Part of the process of remaining alive was not to think about being thirsty, as the day wore on and the yellow daylight was replaced by black night. It was hard not to do so, once he had realised how thirsty he was, and now he had a new torment when he thought that Barbara was suffering in that way, too. There was nothing he could do about that at all, nothing, except to stand in his bonds and endure along with her. With the coming of night, however, the wind lost its brick-kiln heat and blew almost chilly, so that Hornblower found himself shivering a little. He turned in his bonds and put his arms round Barbara, holding her to him to conserve her bodily warmth. It was during the night that he was troubled by the behaviour of the man next to him, who persisted in leaning against him, more and more heavily, so that repeatedly Hornblower had to take his arms from around Barbara and thrust him fiercely away. At the third or fourth of those thrusts he felt the man fall limply away from him and guessed he was dead. That made a little more room about the mast, and he could put Barbara squarely against it, where she could lean back with her shoulders supported. Hornblower could guess that she would find that a help, judging by the agonising cramp in his legs, and the utter weariness of every part of his body. There was a temptation, a terrible temptation, to give up, to let everything go, to let himself fall to the deck and die like the man beside him. But he would not; that was for the sake of the wife in his arms more than for himself; because of his love rather than because of his pride.

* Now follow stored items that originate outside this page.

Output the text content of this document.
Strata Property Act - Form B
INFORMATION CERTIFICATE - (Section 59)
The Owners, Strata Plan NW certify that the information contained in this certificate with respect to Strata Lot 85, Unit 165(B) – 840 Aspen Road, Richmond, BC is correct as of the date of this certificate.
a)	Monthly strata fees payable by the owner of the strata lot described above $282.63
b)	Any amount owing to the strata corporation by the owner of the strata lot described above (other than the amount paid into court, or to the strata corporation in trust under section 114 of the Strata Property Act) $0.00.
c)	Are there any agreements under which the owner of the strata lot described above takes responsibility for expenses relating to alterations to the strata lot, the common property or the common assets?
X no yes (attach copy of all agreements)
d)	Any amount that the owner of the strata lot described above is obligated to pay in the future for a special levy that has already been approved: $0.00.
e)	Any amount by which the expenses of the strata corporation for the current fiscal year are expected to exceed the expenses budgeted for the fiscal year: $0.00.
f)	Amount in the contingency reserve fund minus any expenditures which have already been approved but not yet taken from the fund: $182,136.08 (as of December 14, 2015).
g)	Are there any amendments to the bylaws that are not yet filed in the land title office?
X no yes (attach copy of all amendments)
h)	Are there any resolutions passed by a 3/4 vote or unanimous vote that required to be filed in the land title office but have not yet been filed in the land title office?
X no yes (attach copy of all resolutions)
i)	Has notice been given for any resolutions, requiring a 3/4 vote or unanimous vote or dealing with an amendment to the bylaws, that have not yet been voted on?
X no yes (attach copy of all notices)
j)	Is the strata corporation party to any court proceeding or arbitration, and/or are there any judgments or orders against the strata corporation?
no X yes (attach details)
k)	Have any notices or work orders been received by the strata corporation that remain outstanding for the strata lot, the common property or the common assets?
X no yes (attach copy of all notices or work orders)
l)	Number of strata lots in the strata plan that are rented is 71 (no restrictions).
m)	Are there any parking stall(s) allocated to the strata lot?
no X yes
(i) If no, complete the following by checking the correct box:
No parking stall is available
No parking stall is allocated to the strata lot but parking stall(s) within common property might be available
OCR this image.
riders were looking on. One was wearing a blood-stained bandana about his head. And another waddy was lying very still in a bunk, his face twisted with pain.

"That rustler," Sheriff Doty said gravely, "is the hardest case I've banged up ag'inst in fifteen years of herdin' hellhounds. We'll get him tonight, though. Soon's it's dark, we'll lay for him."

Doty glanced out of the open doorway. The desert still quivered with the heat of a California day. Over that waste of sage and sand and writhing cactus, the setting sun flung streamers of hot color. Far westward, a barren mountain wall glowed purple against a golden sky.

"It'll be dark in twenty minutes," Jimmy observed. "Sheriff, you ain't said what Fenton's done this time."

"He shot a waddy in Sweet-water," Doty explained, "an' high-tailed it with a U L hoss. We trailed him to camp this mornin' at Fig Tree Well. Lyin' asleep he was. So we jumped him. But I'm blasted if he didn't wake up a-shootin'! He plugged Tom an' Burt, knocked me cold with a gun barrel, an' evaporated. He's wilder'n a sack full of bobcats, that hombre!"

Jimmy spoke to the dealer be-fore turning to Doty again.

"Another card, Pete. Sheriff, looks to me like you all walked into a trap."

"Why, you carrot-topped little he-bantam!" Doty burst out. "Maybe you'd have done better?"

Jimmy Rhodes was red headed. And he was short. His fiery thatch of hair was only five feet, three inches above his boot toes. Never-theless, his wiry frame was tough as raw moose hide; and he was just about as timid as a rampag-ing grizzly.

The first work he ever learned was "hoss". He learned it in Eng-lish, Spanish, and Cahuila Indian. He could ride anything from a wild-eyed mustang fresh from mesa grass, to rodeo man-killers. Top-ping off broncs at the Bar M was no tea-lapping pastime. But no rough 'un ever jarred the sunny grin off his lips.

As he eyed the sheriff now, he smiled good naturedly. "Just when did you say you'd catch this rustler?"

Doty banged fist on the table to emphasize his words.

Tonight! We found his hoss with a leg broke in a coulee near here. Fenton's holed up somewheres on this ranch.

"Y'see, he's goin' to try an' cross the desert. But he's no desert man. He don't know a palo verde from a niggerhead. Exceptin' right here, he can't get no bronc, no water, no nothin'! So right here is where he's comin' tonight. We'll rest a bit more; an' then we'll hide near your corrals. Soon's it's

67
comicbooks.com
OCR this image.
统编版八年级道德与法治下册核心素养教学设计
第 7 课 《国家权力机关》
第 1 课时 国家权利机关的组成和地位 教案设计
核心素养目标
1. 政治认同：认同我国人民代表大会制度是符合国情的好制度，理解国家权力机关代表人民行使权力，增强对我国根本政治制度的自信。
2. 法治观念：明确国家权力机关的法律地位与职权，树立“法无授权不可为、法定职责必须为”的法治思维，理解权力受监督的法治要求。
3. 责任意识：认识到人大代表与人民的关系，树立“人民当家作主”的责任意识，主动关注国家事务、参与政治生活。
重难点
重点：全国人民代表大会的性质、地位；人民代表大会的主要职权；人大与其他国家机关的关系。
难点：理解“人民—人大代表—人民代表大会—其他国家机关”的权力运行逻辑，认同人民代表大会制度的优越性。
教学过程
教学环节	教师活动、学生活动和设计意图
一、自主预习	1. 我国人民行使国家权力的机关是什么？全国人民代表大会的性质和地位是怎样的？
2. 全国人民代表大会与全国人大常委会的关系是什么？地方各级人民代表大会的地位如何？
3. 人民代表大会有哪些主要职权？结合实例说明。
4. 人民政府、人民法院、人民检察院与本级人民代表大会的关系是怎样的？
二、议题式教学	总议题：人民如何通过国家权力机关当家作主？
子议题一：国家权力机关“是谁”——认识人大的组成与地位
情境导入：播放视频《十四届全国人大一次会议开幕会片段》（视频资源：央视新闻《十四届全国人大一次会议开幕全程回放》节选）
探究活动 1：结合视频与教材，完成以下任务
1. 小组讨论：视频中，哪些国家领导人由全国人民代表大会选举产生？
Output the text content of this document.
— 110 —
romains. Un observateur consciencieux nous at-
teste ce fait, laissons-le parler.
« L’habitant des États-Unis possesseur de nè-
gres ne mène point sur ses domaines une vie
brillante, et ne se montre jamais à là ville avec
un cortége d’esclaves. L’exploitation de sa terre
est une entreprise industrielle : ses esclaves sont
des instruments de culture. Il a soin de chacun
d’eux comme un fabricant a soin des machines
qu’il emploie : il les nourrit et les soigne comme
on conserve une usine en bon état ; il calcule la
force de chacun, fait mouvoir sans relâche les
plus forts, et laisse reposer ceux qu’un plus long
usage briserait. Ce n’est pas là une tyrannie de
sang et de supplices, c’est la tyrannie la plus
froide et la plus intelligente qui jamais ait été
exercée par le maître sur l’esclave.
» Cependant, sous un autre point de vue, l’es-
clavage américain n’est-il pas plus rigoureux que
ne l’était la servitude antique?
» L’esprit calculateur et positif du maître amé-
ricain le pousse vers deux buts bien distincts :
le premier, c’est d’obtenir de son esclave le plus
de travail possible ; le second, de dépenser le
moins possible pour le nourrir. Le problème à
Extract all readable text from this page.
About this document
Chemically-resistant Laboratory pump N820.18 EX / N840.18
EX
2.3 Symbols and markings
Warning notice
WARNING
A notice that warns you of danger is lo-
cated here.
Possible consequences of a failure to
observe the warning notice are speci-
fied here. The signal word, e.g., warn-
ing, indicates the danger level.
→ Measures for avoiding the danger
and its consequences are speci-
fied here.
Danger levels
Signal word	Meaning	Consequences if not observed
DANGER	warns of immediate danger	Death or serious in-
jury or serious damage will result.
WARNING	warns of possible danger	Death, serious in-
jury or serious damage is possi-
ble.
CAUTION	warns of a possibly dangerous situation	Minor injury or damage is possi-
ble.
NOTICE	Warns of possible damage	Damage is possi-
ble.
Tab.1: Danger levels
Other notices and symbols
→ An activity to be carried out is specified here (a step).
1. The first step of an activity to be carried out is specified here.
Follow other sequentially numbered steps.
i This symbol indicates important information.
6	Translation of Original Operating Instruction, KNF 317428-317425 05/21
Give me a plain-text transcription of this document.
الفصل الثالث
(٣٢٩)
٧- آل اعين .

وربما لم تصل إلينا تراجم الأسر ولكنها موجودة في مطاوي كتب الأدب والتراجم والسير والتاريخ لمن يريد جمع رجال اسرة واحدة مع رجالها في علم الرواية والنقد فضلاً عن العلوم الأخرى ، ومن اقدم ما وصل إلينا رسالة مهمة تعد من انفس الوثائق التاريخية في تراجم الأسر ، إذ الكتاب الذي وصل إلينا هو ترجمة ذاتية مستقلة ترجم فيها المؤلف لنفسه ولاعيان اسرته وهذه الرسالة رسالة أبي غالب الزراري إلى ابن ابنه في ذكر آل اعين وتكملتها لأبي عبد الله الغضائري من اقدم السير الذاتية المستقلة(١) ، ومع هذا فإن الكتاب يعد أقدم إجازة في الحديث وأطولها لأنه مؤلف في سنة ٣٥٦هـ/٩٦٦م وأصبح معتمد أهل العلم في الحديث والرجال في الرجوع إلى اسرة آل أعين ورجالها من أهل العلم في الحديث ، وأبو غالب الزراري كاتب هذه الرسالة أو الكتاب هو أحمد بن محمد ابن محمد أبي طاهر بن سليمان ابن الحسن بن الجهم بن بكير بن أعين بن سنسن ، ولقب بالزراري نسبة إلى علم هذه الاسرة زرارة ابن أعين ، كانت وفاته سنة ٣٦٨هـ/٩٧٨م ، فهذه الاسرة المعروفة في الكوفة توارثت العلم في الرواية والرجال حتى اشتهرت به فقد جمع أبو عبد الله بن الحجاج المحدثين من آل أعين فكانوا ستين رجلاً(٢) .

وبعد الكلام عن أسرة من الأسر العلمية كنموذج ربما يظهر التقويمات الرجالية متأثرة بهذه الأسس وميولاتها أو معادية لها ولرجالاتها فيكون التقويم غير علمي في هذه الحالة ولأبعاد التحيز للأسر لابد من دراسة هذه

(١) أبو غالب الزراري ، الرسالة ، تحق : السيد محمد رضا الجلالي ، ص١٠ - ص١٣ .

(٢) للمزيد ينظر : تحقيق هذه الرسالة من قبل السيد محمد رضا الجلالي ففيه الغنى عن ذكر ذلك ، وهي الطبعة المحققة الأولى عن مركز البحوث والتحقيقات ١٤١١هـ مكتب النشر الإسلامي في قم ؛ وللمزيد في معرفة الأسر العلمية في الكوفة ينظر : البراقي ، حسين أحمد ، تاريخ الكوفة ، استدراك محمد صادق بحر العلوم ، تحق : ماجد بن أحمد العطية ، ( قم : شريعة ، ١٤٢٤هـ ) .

With the change in the temperature of the wind came a gradual moderation in its violence; Hornblower, during those black hours, would not allow himself to hope at first, but he became more and more convinced of it as the night wore on. At last there was no denying the fact. The wind was dying away—the hurricane was moving away from them, most likely. Some time during the night it was only a strong gale, and later on Hornblower, lifting his head, made himself admit that it was nothing more than a fresh breeze which would call for only a single reef—a topgallant breeze, in fact. The motion of the Pretty Jane continued to be violent, as was only to be expected; the sea would take much longer to die away than would the wind. She was still pitching and plunging wildly, heaving up and racing down, but she was not being swept by the waves to nearly such a great extent, even allowing for her improved behaviour, bows to sea. It was not great cataracts of water that came surging by them, dragging them against their bonds to lacerate their skin. The water ceased to be waist high; later on it only surged past their knees and the spray had ceased to drive past them.